Throw in the fact no team has won a championship in the BCS era (since 1998) with a defense ranked as low as the one Washington fields (97th in total defense, 404 yards per game), and we might see the most offense-reliant champion of the modern era.

But this team wins in a subtler way.

Texas' defense was literally unable to touch Penix in the Sugar Bowl. The Longhorns neither registered a QB hurry nor a sack over 39 pass attempts. Penix's 430-yard passing day was the seventh of 400+ yards in his career, all since mid-2022.

Pac-12 Network analyst Yogi Roth conducted that preseason interview with Penix. He believes 2020 Alabama is a better comparison to Washington. That national championship team featured Mac Jones, who was third nationally in passing throwing to Heisman winner DeVonta Smith and John Mechie III.

"I believe in the philosophy of, throw to guys who are moving as opposed to players who are static," Roth said. "You watch DeVonta Smith and [others] who are moving down the field with deep crossing routes. ... Those are the same things that Washington is doing with Michael Penix Jr."

No one is ashamed of it at Washington, especially Penix. Seattle has wrapped the Florida kid in a warm embrace. The Montlake area -- where the university is located -- is one of the most lovely and football-mad places in the country.

"One day, I was actually sitting on the roof of one the apartment buildings around here. I was looking at the city of Seattle," Penix said before the season. "I never saw anything so beautiful growing up."

Prospects Dylan Morris and Sam Huard were at one time known as UW's quarterbacks of the future. Penix beat them out with his combination of arm strength, left-handedness and panache. Huard has already transferred. Morris will be Penix's backup Monday night, chasing a ring after already announcing his transfer to James Madison.

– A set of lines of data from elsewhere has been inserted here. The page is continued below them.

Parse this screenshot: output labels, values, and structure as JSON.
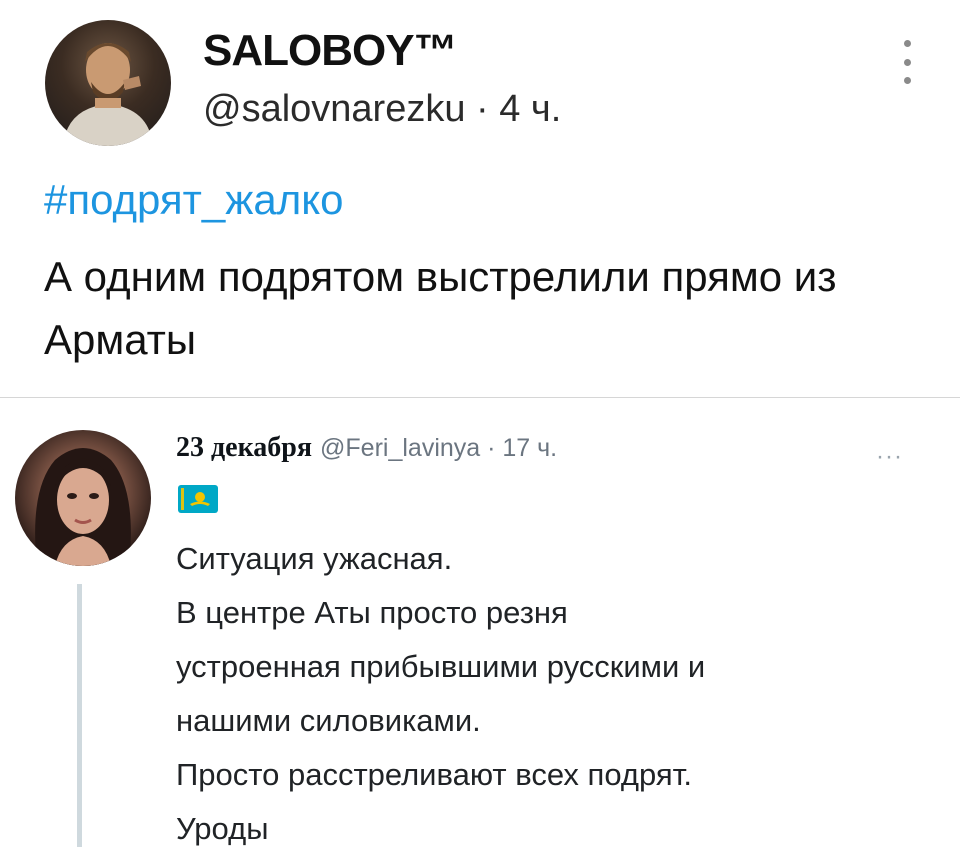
{
  "top_tweet": {
    "author_name": "SALOBOY™",
    "handle_time": "@salovnarezku · 4 ч.",
    "hashtag": "#подрят_жалко",
    "text": "А одним подрятом выстрелили прямо из Арматы"
  },
  "quoted_tweet": {
    "date": "23 декабря",
    "handle_time": "@Feri_lavinya · 17 ч.",
    "more_label": "···",
    "flag": "kazakhstan-flag-icon",
    "lines": [
      "Ситуация ужасная.",
      "В центре Аты просто резня",
      "устроенная прибывшими русскими и",
      "нашими силовиками.",
      "Просто расстреливают всех подрят.",
      "Уроды"
    ]
  },
  "colors": {
    "hashtag": "#1d95e0",
    "muted": "#6b7580",
    "kz_flag_blue": "#00a8c6",
    "kz_flag_gold": "#f2c500"
  }
}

"I was sitting behind a guy who finished second in the Heisman, and in my opinion, should have won it," said Morris, sounding like it was a story he'll tell his grandchildren.

With Penix as Washington's centerpiece, DeBoer may have flipped a roster better than any coach yet in the transfer portal era. Leading rusher Dillon Johnson is a transfer. So are both leading receivers, though Polk transferred in from Texas Tech under Lake.

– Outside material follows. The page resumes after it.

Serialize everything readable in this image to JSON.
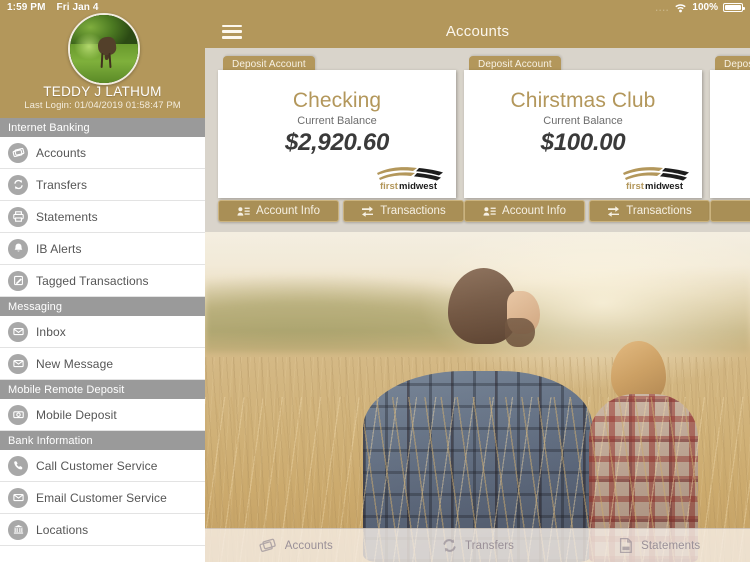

DeBoer has done it all in just a couple of years. Deion Sanders added three wins to Colorado's 2022 total in his first year. Lincoln Riley is 8-7 since starting 11-1 at USC. DeBoer is 25-2 in two seasons.

Counting his time at Fresno State, he is the third-winningest active coach behind Georgia's Kirby Smart and Ohio State's Ryan Day. Washington has the nation's longest winning streak at 21 games.

As for Penix, who has led the program to those victories?

"I think it makes him the best player in the country," DeBoer concluded.

The final verdict comes Monday night. To this point, Penix has taken over everything at Washington -- the town, the team and his career. He has another way of putting it.

"A lot of heartbreak, a lot of tears -- a lot of surgeons," the quarterback said.